The squeezing, macerating or crushing of fruits is done in the process of extracting juice from fruits. A considerable amount of pulp is obtained by this process or it may be extracted using water. These juices are used either in their natural concentrations or may be concentrated by evaporation or freezing and they are preserved by canning, freezing or drying. Deterioration of fruits results from physical factors, its own enzyme action, microbial action or combination of all these.
Juices extracted from fruits are acidic in nature. For the lemon juice, the pH is 2.4 and for tomato juice is 4.2. They also contain high sugar content of about 2% in lemon juice and about 17% in some grape juices. Mold growth is favored on the surface of these juices. Bacteria and yeast grow faster when juices are exposed to high moisture. Removal of solids by extraction and sieving of juices makes the oxidation-reduction potential to become higher which in turn favors the growth of yeast. Lack of vitamin B discourages some bacteria.
The normal change expected in raw fruit juice is the alcoholic fermentation by yeasts at room temperature. If acetic acid bacteria are present, the alcohol produced may be converted to acetic acid. Depending on the type of fruit juice and temperature, the type of yeast growing on them also varies. The wild yeasts produces moderate amount of alcohol and volatile acids carry out the first fermentation. At temperatures ranging from 15.6-350C undesirable yeast grow and produces undesirable flavors. At temperatures above 32-350C, lactobacilli grows producing lactic acid and also some volatile acids. The acidity may be reduced by film yeasts and molds growing on the surface.

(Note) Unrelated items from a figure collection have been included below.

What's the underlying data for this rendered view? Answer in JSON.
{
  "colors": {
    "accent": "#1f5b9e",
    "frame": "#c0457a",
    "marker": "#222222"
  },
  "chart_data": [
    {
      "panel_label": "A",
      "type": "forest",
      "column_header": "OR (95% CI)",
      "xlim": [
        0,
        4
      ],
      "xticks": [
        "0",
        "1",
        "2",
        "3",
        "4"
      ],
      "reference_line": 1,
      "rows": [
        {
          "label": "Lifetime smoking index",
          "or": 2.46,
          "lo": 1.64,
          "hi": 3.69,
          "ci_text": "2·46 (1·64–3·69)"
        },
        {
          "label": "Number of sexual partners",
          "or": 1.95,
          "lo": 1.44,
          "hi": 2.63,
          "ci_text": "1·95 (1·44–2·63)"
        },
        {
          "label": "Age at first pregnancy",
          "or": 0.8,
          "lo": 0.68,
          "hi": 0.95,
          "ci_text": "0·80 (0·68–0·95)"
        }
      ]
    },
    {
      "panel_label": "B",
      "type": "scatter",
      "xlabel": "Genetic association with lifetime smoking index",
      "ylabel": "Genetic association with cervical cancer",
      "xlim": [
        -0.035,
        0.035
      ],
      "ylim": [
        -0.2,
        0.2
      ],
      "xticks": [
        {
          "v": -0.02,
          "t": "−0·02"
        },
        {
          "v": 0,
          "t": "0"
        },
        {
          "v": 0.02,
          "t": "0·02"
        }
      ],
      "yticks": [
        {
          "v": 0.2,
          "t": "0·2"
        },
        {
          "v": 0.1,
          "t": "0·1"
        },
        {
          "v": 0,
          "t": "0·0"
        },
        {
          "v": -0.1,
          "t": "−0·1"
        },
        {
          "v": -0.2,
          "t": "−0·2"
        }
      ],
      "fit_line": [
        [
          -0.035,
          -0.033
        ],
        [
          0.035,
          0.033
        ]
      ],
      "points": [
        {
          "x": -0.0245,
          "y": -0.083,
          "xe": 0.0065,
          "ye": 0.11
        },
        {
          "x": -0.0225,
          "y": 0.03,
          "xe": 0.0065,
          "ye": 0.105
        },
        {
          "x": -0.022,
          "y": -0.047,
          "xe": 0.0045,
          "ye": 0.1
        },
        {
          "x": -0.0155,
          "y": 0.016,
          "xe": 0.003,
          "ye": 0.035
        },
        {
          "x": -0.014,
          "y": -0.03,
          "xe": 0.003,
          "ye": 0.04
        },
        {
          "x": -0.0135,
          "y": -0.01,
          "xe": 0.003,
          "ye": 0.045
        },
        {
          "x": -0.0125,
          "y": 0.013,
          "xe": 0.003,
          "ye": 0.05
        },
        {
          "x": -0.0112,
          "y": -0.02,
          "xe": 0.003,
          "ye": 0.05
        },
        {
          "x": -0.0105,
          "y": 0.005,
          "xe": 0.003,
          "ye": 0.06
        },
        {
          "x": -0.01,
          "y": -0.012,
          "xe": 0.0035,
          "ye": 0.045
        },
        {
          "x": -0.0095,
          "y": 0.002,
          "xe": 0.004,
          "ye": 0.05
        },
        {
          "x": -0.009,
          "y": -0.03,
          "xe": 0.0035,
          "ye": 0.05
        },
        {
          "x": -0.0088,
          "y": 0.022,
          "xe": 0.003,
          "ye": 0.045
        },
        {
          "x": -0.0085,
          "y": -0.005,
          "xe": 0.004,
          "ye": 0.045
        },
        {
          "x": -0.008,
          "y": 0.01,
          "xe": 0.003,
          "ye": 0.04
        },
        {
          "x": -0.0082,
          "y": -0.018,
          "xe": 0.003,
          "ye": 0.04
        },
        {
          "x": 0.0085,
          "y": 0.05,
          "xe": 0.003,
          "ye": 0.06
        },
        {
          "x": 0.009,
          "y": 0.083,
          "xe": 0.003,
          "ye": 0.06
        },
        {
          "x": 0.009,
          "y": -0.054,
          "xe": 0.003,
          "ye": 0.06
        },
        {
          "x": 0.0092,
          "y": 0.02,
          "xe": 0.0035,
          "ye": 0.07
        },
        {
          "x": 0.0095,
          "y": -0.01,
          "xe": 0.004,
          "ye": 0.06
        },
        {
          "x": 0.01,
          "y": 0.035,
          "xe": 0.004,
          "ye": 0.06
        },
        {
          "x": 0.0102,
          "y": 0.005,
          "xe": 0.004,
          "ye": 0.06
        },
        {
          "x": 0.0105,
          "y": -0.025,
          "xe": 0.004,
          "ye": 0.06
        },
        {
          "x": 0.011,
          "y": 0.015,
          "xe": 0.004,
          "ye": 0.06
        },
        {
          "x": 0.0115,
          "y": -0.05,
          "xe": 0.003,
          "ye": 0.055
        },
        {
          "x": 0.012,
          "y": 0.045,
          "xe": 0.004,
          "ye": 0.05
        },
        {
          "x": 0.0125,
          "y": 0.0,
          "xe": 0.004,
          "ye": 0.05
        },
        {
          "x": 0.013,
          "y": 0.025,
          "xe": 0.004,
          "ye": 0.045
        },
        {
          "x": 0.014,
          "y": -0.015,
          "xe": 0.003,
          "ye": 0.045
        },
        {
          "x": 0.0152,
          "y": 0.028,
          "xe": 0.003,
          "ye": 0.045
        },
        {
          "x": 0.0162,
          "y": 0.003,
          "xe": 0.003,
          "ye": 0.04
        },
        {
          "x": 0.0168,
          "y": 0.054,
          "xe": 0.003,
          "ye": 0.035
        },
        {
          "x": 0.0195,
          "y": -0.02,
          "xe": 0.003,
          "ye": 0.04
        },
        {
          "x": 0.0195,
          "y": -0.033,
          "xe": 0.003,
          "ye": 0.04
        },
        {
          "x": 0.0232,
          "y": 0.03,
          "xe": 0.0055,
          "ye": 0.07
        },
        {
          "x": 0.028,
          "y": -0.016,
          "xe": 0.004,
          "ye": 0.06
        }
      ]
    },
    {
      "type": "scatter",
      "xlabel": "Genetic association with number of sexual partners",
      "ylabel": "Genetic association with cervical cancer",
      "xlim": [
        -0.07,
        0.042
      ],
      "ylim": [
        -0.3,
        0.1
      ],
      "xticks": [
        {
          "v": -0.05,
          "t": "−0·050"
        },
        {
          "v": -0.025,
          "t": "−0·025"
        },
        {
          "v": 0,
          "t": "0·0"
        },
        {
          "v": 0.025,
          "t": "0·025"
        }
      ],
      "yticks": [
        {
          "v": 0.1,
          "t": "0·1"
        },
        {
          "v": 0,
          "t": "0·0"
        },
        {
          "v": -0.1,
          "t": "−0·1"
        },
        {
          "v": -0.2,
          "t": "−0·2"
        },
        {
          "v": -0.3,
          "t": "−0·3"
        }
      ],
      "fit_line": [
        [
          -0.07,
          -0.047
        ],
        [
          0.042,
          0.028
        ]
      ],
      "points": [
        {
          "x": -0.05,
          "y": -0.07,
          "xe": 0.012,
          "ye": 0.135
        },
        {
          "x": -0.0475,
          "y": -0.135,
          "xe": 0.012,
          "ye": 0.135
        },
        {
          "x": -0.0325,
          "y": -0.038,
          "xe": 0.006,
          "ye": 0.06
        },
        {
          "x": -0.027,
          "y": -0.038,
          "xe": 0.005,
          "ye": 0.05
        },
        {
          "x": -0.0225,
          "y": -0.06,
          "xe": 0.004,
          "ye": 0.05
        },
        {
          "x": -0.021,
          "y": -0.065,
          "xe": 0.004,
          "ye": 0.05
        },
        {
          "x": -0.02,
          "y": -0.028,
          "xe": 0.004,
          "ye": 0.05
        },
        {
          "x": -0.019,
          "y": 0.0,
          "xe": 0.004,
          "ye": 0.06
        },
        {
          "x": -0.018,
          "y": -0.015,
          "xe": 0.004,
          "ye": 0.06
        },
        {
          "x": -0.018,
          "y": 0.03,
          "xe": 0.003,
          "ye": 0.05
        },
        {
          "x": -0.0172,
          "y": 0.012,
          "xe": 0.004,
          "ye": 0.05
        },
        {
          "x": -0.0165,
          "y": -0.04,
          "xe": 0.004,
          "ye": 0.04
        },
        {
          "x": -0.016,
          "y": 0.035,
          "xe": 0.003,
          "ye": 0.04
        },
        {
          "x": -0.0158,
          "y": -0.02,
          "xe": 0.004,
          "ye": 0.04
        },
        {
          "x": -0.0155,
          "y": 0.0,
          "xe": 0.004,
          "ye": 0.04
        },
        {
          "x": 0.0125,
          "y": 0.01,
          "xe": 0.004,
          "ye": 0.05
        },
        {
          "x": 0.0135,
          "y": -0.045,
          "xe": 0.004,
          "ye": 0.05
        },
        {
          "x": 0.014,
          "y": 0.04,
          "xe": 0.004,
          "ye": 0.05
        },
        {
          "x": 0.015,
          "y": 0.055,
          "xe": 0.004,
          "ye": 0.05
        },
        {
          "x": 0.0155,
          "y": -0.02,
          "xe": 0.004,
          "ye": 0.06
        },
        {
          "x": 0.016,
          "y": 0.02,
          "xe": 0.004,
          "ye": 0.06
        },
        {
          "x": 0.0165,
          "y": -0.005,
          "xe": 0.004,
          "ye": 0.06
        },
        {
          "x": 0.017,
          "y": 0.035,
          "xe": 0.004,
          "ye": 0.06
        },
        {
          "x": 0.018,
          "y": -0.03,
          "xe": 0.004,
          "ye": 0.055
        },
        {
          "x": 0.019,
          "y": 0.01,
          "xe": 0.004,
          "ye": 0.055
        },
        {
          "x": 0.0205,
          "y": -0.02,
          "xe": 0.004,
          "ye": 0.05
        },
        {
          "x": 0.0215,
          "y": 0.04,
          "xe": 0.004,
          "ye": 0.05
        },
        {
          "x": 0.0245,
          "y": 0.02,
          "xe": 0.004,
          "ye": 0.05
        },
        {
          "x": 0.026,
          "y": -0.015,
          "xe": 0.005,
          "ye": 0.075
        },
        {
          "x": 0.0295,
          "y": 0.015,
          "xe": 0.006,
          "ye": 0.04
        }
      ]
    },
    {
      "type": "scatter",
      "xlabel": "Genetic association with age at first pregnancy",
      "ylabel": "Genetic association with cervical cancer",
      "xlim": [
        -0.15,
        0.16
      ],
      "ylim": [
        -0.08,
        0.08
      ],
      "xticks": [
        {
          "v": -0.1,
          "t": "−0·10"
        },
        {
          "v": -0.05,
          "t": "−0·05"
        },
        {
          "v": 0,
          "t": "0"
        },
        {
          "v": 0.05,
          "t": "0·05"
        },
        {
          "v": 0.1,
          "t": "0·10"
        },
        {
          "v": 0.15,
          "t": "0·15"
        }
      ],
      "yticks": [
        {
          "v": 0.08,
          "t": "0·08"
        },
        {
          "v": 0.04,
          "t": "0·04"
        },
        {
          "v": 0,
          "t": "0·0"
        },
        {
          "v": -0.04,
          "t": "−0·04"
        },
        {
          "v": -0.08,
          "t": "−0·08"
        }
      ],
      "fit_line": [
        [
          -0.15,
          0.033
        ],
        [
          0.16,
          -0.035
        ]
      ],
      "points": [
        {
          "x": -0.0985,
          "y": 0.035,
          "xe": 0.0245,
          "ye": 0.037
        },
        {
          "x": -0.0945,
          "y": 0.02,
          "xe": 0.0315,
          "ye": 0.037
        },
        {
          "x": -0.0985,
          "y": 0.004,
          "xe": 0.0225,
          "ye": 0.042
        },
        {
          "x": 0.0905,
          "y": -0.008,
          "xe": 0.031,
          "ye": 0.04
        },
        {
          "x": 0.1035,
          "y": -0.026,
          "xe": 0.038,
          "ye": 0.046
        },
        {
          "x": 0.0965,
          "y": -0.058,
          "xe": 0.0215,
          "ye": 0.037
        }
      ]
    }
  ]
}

In addition to alcoholic fermentation, fruit juices also undergo other changes caused by microorganisms;
1. Lactic acid fermentation of sugars, by hetero fermentative lactic acid bacteria such as Lactobacillus pastorianus, L. brevis and Leuconostoc mesenteroides in apple or pear juice, and by homo fermentative Lactobacillus arabinosus, Lactobacillus leishmanii and Microbacterium.
2. The fermentation of organic acids of the juice by lactic acid bacteria, example; Lactobacillus pastorianus, malic acid to lactic and succinic acids, quinic acid and citric acid to lactic acid and acetic acids.
3. Slime production by Leuconostoc mesenteroides, Lactobacillus brevis and Lactobacillus plantarum and streptococci in grape juices.
Concentrates of fruit juices because of their increased acidity and sugar concentration, favor the growth of yeasts and of acid- and sugar- tolerant Leuconostoc and Lactobacillus species. Such concentrates are usually canned and then heat-treated or frozen. Heat processing kills the important microorganisms that could cause spoilage, and freezing prevents the growth of such organisms.
The character of spoilage depends on the product attacked and the microbe that causes the spoilage. When the food is soft and juicy, the fruit rot is appropriate to be soft and squashy and some leakage may result. Whereas, certain organisms cause a drying effect, which results in dry, leathery rots with the discolored surface area. In case of apples, rotting appears only as a spot. The identification of the type of spoilage will help in finding out the appropriate method for preventing its decay.